The main printing and deposition system is the XY Materials Deposition System (XYMDS, see photo), used by industrial users, ink developers, and print head suppliers for developing ink-jet-based production processes and jet-able fluids, and analyzing the interaction between fluids and solid substrates. In XYMDS, a rigid or flexible substrate is scanned under a stationary set of print heads. The system produces samples for studying process speed, order of lay-down, resolution, and fluid-to-fluid and fluid-to-substrate interaction.

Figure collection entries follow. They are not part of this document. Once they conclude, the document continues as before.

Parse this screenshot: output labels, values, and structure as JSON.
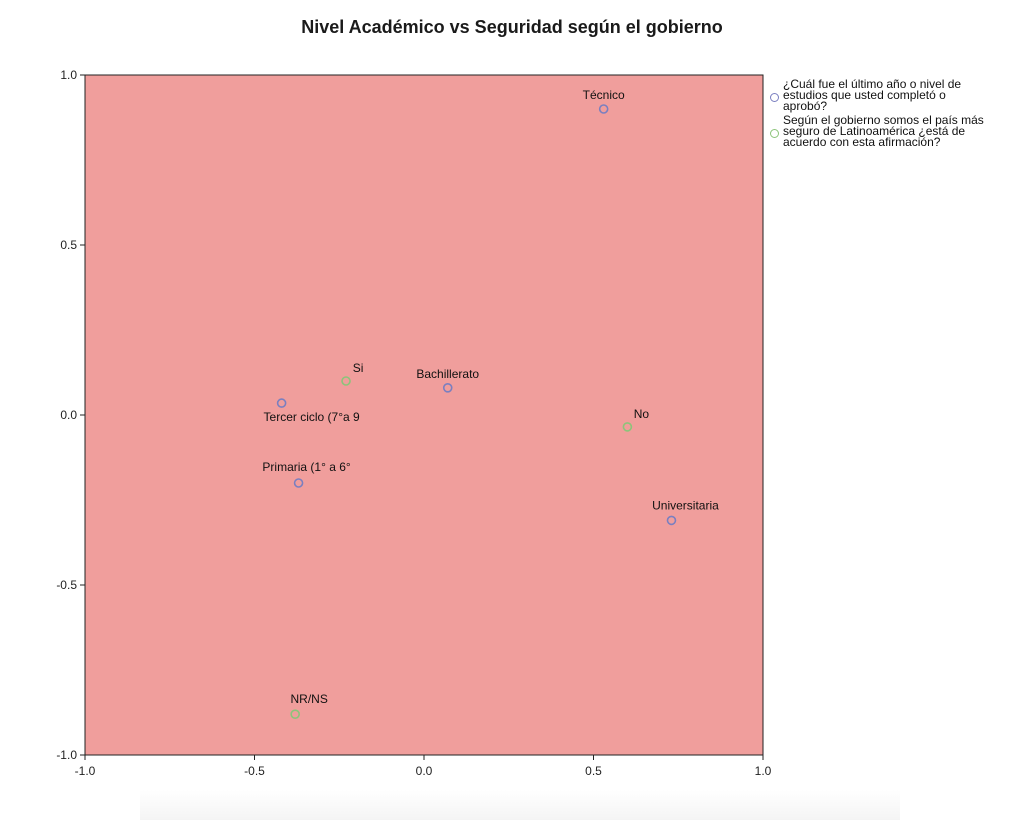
{
  "chart_data": {
    "type": "scatter",
    "title": "Nivel Académico vs Seguridad según el gobierno",
    "xlim": [
      -1.0,
      1.0
    ],
    "ylim": [
      -1.0,
      1.0
    ],
    "x_ticks": [
      "-1.0",
      "-0.5",
      "0.0",
      "0.5",
      "1.0"
    ],
    "y_ticks": [
      "1.0",
      "0.5",
      "0.0",
      "-0.5",
      "-1.0"
    ],
    "grid": false,
    "background_color": "#f09e9c",
    "legend_position": "right",
    "series": [
      {
        "name": "¿Cuál fue el último año o nivel de estudios que usted completó o aprobó?",
        "color": "#7a7fc0",
        "points": [
          {
            "label": "Técnico",
            "x": 0.53,
            "y": 0.9
          },
          {
            "label": "Bachillerato",
            "x": 0.07,
            "y": 0.08
          },
          {
            "label": "Tercer ciclo (7°a 9",
            "x": -0.42,
            "y": 0.035
          },
          {
            "label": "Primaria (1° a 6°",
            "x": -0.37,
            "y": -0.2
          },
          {
            "label": "Universitaria",
            "x": 0.73,
            "y": -0.31
          }
        ]
      },
      {
        "name": "Según el gobierno somos el país más seguro de Latinoamérica ¿está de acuerdo con esta afirmación?",
        "color": "#8cc47a",
        "points": [
          {
            "label": "Si",
            "x": -0.23,
            "y": 0.1
          },
          {
            "label": "No",
            "x": 0.6,
            "y": -0.035
          },
          {
            "label": "NR/NS",
            "x": -0.38,
            "y": -0.88
          }
        ]
      }
    ],
    "legend_lines": [
      [
        "¿Cuál fue el último año o nivel de",
        "estudios que usted completó o",
        "aprobó?"
      ],
      [
        "Según el gobierno somos el país más",
        "seguro de Latinoamérica ¿está de",
        "acuerdo con esta afirmación?"
      ]
    ]
  }
}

In developing an XYMDS, iTi engineers needed to integrate a controller from National Instruments and other motion control functions into a high-level software architecture. They then presented XYMDS as a network device in a production and laboratory environment, using the encoder as a synchronizing data clock for position- and velocity-specific processes and using the stages in a vector trajectory for ink-jet material deposition.

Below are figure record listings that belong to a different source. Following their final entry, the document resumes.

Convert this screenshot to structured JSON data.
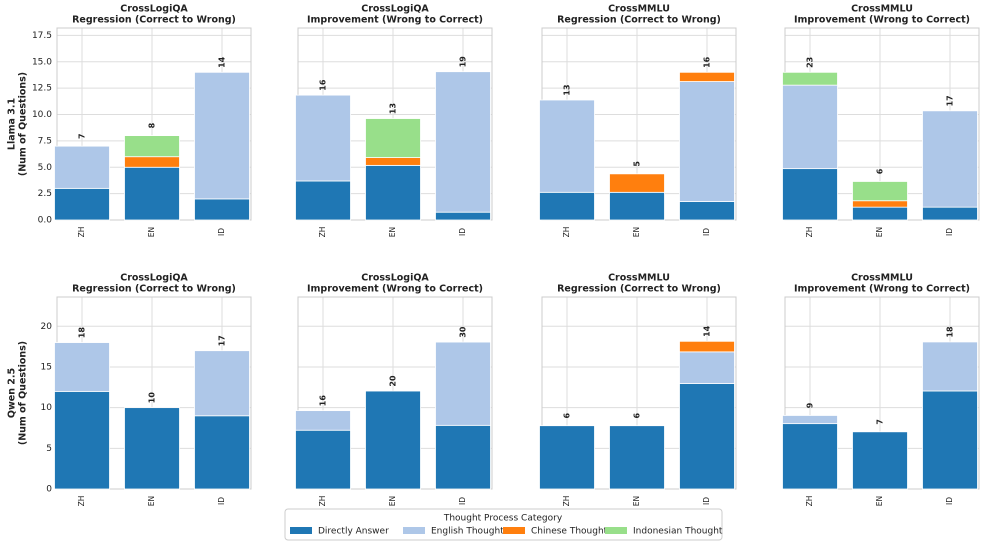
{
  "chart_data": {
    "type": "bar",
    "stacked": true,
    "grid": true,
    "legend_title": "Thought Process Category",
    "series": [
      {
        "name": "Directly Answer",
        "color": "#1f77b4"
      },
      {
        "name": "English Thought",
        "color": "#aec7e8"
      },
      {
        "name": "Chinese Thought",
        "color": "#ff7f0e"
      },
      {
        "name": "Indonesian Thought",
        "color": "#98df8a"
      }
    ],
    "panels": [
      {
        "title": "CrossLogiQA",
        "subtitle": "Regression (Correct to Wrong)",
        "ylabel": [
          "Llama 3.1",
          "(Num of Questions)"
        ],
        "categories": [
          "ZH",
          "EN",
          "ID"
        ],
        "values": [
          [
            3,
            4,
            0,
            0
          ],
          [
            5,
            0,
            1,
            2
          ],
          [
            2,
            12,
            0,
            0
          ]
        ],
        "totals": [
          7,
          8,
          14
        ],
        "ylim": [
          0,
          18.2
        ],
        "yticks": [
          {
            "value": 0,
            "label": "0.0"
          },
          2.5,
          {
            "value": 5,
            "label": "5.0"
          },
          7.5,
          {
            "value": 10,
            "label": "10.0"
          },
          12.5,
          {
            "value": 15,
            "label": "15.0"
          },
          17.5
        ]
      },
      {
        "title": "CrossLogiQA",
        "subtitle": "Improvement (Wrong to Correct)",
        "categories": [
          "ZH",
          "EN",
          "ID"
        ],
        "values": [
          [
            5,
            11,
            0,
            0
          ],
          [
            7,
            0,
            1,
            5
          ],
          [
            1,
            18,
            0,
            0
          ]
        ],
        "totals": [
          16,
          13,
          19
        ],
        "ylim": [
          0,
          24.6
        ]
      },
      {
        "title": "CrossMMLU",
        "subtitle": "Regression (Correct to Wrong)",
        "categories": [
          "ZH",
          "EN",
          "ID"
        ],
        "values": [
          [
            3,
            10,
            0,
            0
          ],
          [
            3,
            0,
            2,
            0
          ],
          [
            2,
            13,
            1,
            0
          ]
        ],
        "totals": [
          13,
          5,
          16
        ],
        "ylim": [
          0,
          20.8
        ]
      },
      {
        "title": "CrossMMLU",
        "subtitle": "Improvement (Wrong to Correct)",
        "categories": [
          "ZH",
          "EN",
          "ID"
        ],
        "values": [
          [
            8,
            13,
            0,
            2
          ],
          [
            2,
            0,
            1,
            3
          ],
          [
            2,
            15,
            0,
            0
          ]
        ],
        "totals": [
          23,
          6,
          17
        ],
        "ylim": [
          0,
          29.9
        ]
      },
      {
        "title": "CrossLogiQA",
        "subtitle": "Regression (Correct to Wrong)",
        "ylabel": [
          "Qwen 2.5",
          "(Num of Questions)"
        ],
        "categories": [
          "ZH",
          "EN",
          "ID"
        ],
        "values": [
          [
            12,
            6,
            0,
            0
          ],
          [
            10,
            0,
            0,
            0
          ],
          [
            9,
            8,
            0,
            0
          ]
        ],
        "totals": [
          18,
          10,
          17
        ],
        "ylim": [
          0,
          23.6
        ],
        "yticks": [
          0,
          5,
          10,
          15,
          20
        ]
      },
      {
        "title": "CrossLogiQA",
        "subtitle": "Improvement (Wrong to Correct)",
        "categories": [
          "ZH",
          "EN",
          "ID"
        ],
        "values": [
          [
            12,
            4,
            0,
            0
          ],
          [
            20,
            0,
            0,
            0
          ],
          [
            13,
            17,
            0,
            0
          ]
        ],
        "totals": [
          16,
          20,
          30
        ],
        "ylim": [
          0,
          39.2
        ]
      },
      {
        "title": "CrossMMLU",
        "subtitle": "Regression (Correct to Wrong)",
        "categories": [
          "ZH",
          "EN",
          "ID"
        ],
        "values": [
          [
            6,
            0,
            0,
            0
          ],
          [
            6,
            0,
            0,
            0
          ],
          [
            10,
            3,
            1,
            0
          ]
        ],
        "totals": [
          6,
          6,
          14
        ],
        "ylim": [
          0,
          18.2
        ]
      },
      {
        "title": "CrossMMLU",
        "subtitle": "Improvement (Wrong to Correct)",
        "categories": [
          "ZH",
          "EN",
          "ID"
        ],
        "values": [
          [
            8,
            1,
            0,
            0
          ],
          [
            7,
            0,
            0,
            0
          ],
          [
            12,
            6,
            0,
            0
          ]
        ],
        "totals": [
          9,
          7,
          18
        ],
        "ylim": [
          0,
          23.5
        ]
      }
    ]
  }
}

At the heart of the XYMDS is an X-Y stage that provides speeds to 1.0 m/sec, acceleration of 5 G, positional repeatability of ±1.0 µm and positional accuracy of 8 µm over 150 mm and 14 µm over 300 mm. The system uses stacked axes; one version also includes a rotary stage, so driven mass is approximately 25 kg. National Instruments' PCI 7342 two-axis servo-motor controller provides linear interpolation for multi-axis movement; it also features 32 bits of digital I/O capability for high-speed capture and RTSI bus for real-time synchronization.

For XYMDS axis-drives, Mark Einarson, territory manager at Western Technology, local distributor for Parker Daedal, helped choose a pair of Parker Daedal Aries drives.

With a Parker Daedal 406LXR linear-servo-motor table for the X axis and a 404LXR for the Y axis. These are slotless, brushless linear-servo motor/ square-rail bearing-positioners with high strength, extruded aluminum bodies with magnetically retained protective seals. They are powered by one rail of high-energy rare-earth magnets. Load bearing members provide heavy load and moment capacity, dynamic stiffness and precise straightness and flatness of travel. An integral linear encoder provides non-contact positional feedback with selectable resolutions from 0.1-5.0 µm and acts as a synchronizing data clock for position- and velocity-specific processes.

Einarson says the application required positioning accuracy and repeatability, which the 400LXR series provides.

System software runs on a standard PC running in a Microsoft Windows environment. iTi developed the software for the motion control, interfaced that with the nozzle layout geometry of the print heads, and coordinated the two, to put each droplet in the right place at the right time. iTi also provided a user interface to make it convenient for process development, writing most of it in C++, with a few parts in N400LXR series NI LabView.

iTi's 2.0 version of XYMDS uses lighter platens to allow higher speeds and better acceleration. This unit uses a Parker 6K multiaxis motion controller.

A redesigned platen removed some weight to boost speed and eliminate errors caused by vibration or motion; part of the challenge was to provide a mechanical platform stable enough for these stages. Isolating electronics below the granite has reduced the possibility of vibration and prevented unwanted movement. With several hours of running, some systems with X-Y tables actually can vibrate across a room.